It was like they took ten people off the subway, if everybody on the subway was white and relatively affluent, and kept them together for 18 hours a day. This was the hardest part for me. I’d have been much more comfortable with black people, Asians, or a Sikh and some Mexicans. But we were all from the same tribe of God fearing Christians, if not Jews, and we were all post grads.
So there was all my shit, on the table, with ten people to feast on it. (I’m sorry. Did you want mayo?) I made it clear from the beginning that I wasn’t going to play around with my grief. I wasn’t going to call it three pillows covered in a shroud, like a plush coffin, which we sat around in our socks, with drawings we made in crayon. And I wasn’t going to call it anger, and beat a large foam cube with a bat. I did, however, take that opportunity to imagine my stepson as a foam cube. I went last, as everybody was being asked to express their anger in turn. I gave that bag such a beating that you could call it a grand finale.
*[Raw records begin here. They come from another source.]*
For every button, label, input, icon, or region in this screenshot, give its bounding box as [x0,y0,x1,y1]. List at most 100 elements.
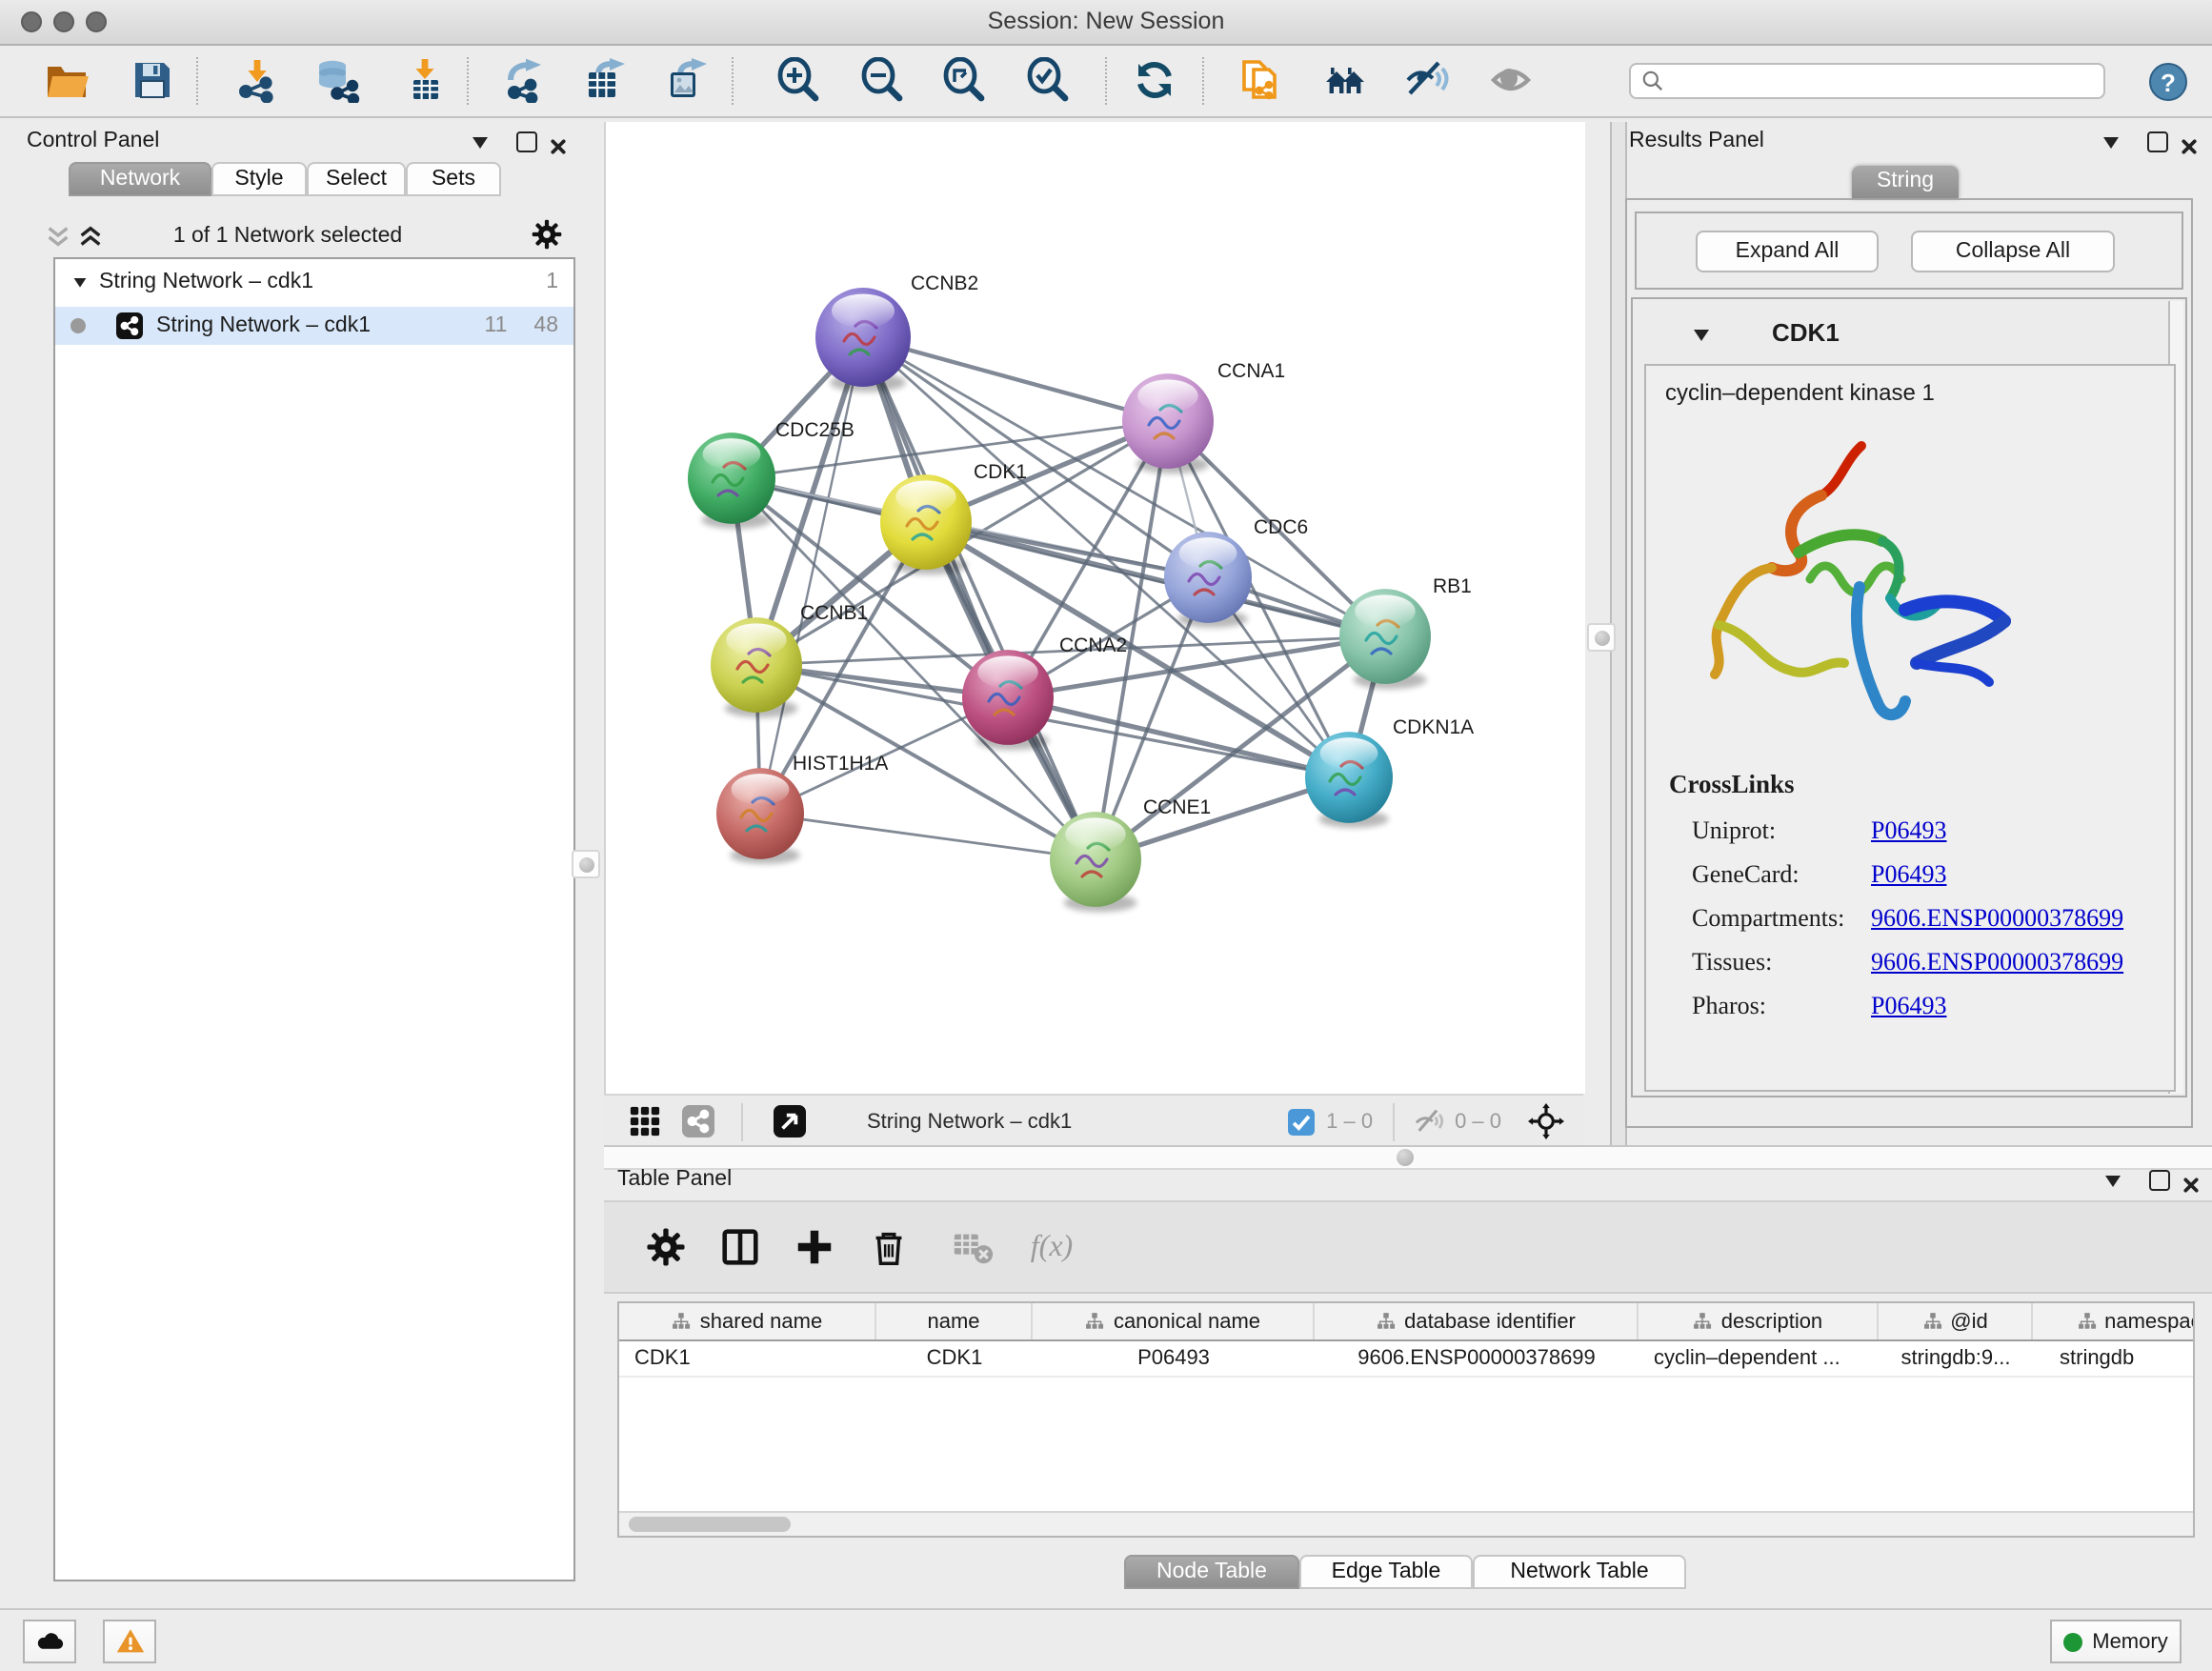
help-button[interactable]: ? [2149,63,2187,101]
control-panel-title: Control Panel [27,130,159,152]
gene-detail-card: cyclin–dependent kinase 1 [1644,364,2176,1092]
export-network-button[interactable] [499,55,549,105]
zoom-in-button[interactable] [774,55,823,105]
results-scroll-card: CDK1 cyclin–dependent kinase 1 [1631,297,2187,1097]
results-panel-float-icon[interactable] [2147,131,2168,152]
gene-section-caret[interactable] [1694,330,1709,349]
show-columns-button[interactable] [711,1218,768,1276]
results-panel-title: Results Panel [1629,130,1764,152]
import-network-button[interactable] [232,55,282,105]
table-panel-float-icon[interactable] [2149,1170,2170,1191]
tab-string[interactable]: String [1852,166,1959,198]
search-input[interactable] [1665,68,2073,94]
column-header-description[interactable]: description [1639,1303,1879,1339]
tab-network[interactable]: Network [69,162,211,196]
birdseye-toggle-button[interactable] [1486,55,1536,105]
network-canvas[interactable]: CCNB2CCNA1CDC25BCDK1CDC6RB1CCNB1CCNA2CDK… [604,122,1585,1094]
export-table-button[interactable] [581,55,631,105]
table-settings-button[interactable] [636,1218,694,1276]
add-column-button[interactable] [785,1218,842,1276]
export-image-button[interactable] [663,55,713,105]
table-tabs: Node TableEdge TableNetwork Table [1124,1555,1686,1589]
save-session-button[interactable] [128,55,177,105]
tab-node-table[interactable]: Node Table [1124,1555,1299,1589]
show-hide-details-button[interactable] [1402,55,1452,105]
crosslink-link[interactable]: 9606.ENSP00000378699 [1871,946,2123,976]
zoom-fit-button[interactable] [939,55,989,105]
column-header-shared-name[interactable]: shared name [619,1303,876,1339]
crosslink-label: Pharos: [1692,990,1871,1020]
string-network-graph[interactable]: CCNB2CCNA1CDC25BCDK1CDC6RB1CCNB1CCNA2CDK… [606,122,1585,1094]
tab-edge-table[interactable]: Edge Table [1299,1555,1473,1589]
results-panel-close-icon[interactable] [2180,131,2199,166]
network-collection-row[interactable]: String Network – cdk1 1 [55,259,573,297]
selected-checkbox-icon[interactable] [1288,1108,1315,1135]
crosslink-link[interactable]: P06493 [1871,815,1946,845]
expand-all-button[interactable]: Expand All [1696,231,1879,272]
crosslink-link[interactable]: 9606.ENSP00000378699 [1871,902,2123,933]
column-header-database-identifier[interactable]: database identifier [1315,1303,1639,1339]
clone-network-button[interactable] [1235,55,1284,105]
network-edge-count: 48 [533,314,558,337]
zoom-selected-button[interactable] [1023,55,1073,105]
toolbar-search[interactable] [1629,63,2105,99]
tab-network-table[interactable]: Network Table [1473,1555,1686,1589]
tab-style[interactable]: Style [211,162,307,196]
grid-view-icon[interactable] [629,1105,661,1137]
column-header-canonical-name[interactable]: canonical name [1033,1303,1315,1339]
refresh-icon [1132,57,1177,103]
table-panel-menu-caret[interactable] [2105,1176,2121,1195]
open-in-window-icon[interactable] [774,1105,806,1137]
import-table-button[interactable] [400,55,450,105]
tab-select[interactable]: Select [307,162,406,196]
crosslink-row: Pharos:P06493 [1692,983,2168,1027]
table-horizontal-scrollbar[interactable] [619,1511,2193,1536]
table-row[interactable]: CDK1CDK1P064939606.ENSP00000378699cyclin… [619,1341,2193,1378]
crosslink-row: GeneCard:P06493 [1692,852,2168,896]
column-header-name[interactable]: name [876,1303,1033,1339]
control-panel-close-icon[interactable] [549,131,568,166]
refresh-button[interactable] [1130,55,1179,105]
toolbar-separator [732,57,734,105]
control-panel-float-icon[interactable] [516,131,537,152]
network-share-badge-icon[interactable] [682,1105,714,1137]
protein-structure-image [1677,419,2039,762]
open-file-button[interactable] [42,55,91,105]
right-splitter-handle[interactable] [1587,623,1616,652]
tab-sets[interactable]: Sets [406,162,501,196]
collection-expander-caret[interactable] [74,278,87,293]
crosslink-link[interactable]: P06493 [1871,858,1946,889]
cloud-status-button[interactable] [23,1620,76,1663]
left-splitter-handle[interactable] [572,850,600,878]
table-panel-close-icon[interactable] [2182,1170,2201,1204]
application-window: Session: New Session [0,0,2212,1671]
crosslink-row: Tissues:9606.ENSP00000378699 [1692,939,2168,983]
navigator-crosshair-icon[interactable] [1528,1103,1564,1139]
hidden-node-edge-counts: 0 – 0 [1455,1110,1501,1133]
gene-name-heading: CDK1 [1772,318,1840,347]
collapse-all-button[interactable]: Collapse All [1911,231,2115,272]
scrollbar-thumb[interactable] [629,1517,791,1532]
results-buttons-card: Expand All Collapse All [1635,211,2183,290]
network-row-selected[interactable]: String Network – cdk1 11 48 [55,307,573,345]
crosslink-link[interactable]: P06493 [1871,990,1946,1020]
warnings-button[interactable] [103,1620,156,1663]
results-panel-menu-caret[interactable] [2103,137,2119,156]
network-list: String Network – cdk1 1 String Network –… [53,257,575,1581]
control-panel-menu-caret[interactable] [473,137,488,156]
table-cell: cyclin–dependent ... [1639,1341,1879,1376]
svg-text:CCNA2: CCNA2 [1059,634,1127,656]
table-cell: CDK1 [876,1341,1033,1376]
delete-column-button[interactable] [859,1218,916,1276]
node-table[interactable]: shared namenamecanonical namedatabase id… [617,1301,2195,1538]
string-home-button[interactable] [1320,55,1370,105]
column-header-namespace[interactable]: namespace [2033,1303,2195,1339]
svg-text:CDKN1A: CDKN1A [1393,716,1474,738]
memory-button[interactable]: Memory [2050,1620,2182,1663]
status-bar: Memory [0,1608,2212,1671]
column-header-@id[interactable]: @id [1879,1303,2033,1339]
zoom-out-button[interactable] [857,55,907,105]
network-options-gear-icon[interactable] [530,217,564,252]
import-network-from-database-button[interactable] [312,55,362,105]
eye-slash-icon [1404,57,1450,103]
My group was too scared to cry. They were too busy being scared.
But when we weren’t doing that stuff, we were talking to each other, about each other, with touchy topics and rules of engagement. So many confidentiality agreements were in place that ‘I dare you’ was a done deal going in, but I can tell you this: I have no interest in repeating any of it. Because if there’s one lesson I learned up there, it’s that we’re all the same. You aren’t a special case. You’re only one of many, any. I realized that I wasn’t Gregory Peck in The Omen. It was Village of The Damned.
So you appeal to your higher power. They make you name it. Look at me. I walked out on my sister’s funeral, turned my back to the altar. My son got Buddhists, my Dad an honor guard - since he was still covered as a Vet, proud to get a free funeral. So the only thing I could think to say to these people was: God is love. In paradise, love rules. Because you know what? I fell in love with those strangers, and believe me, you don’t know strange. I was there. So listen: I didn’t put the mayo. You don’t need it. I put a little oil and a splash of vinegar, which is not only good; it’s good for you.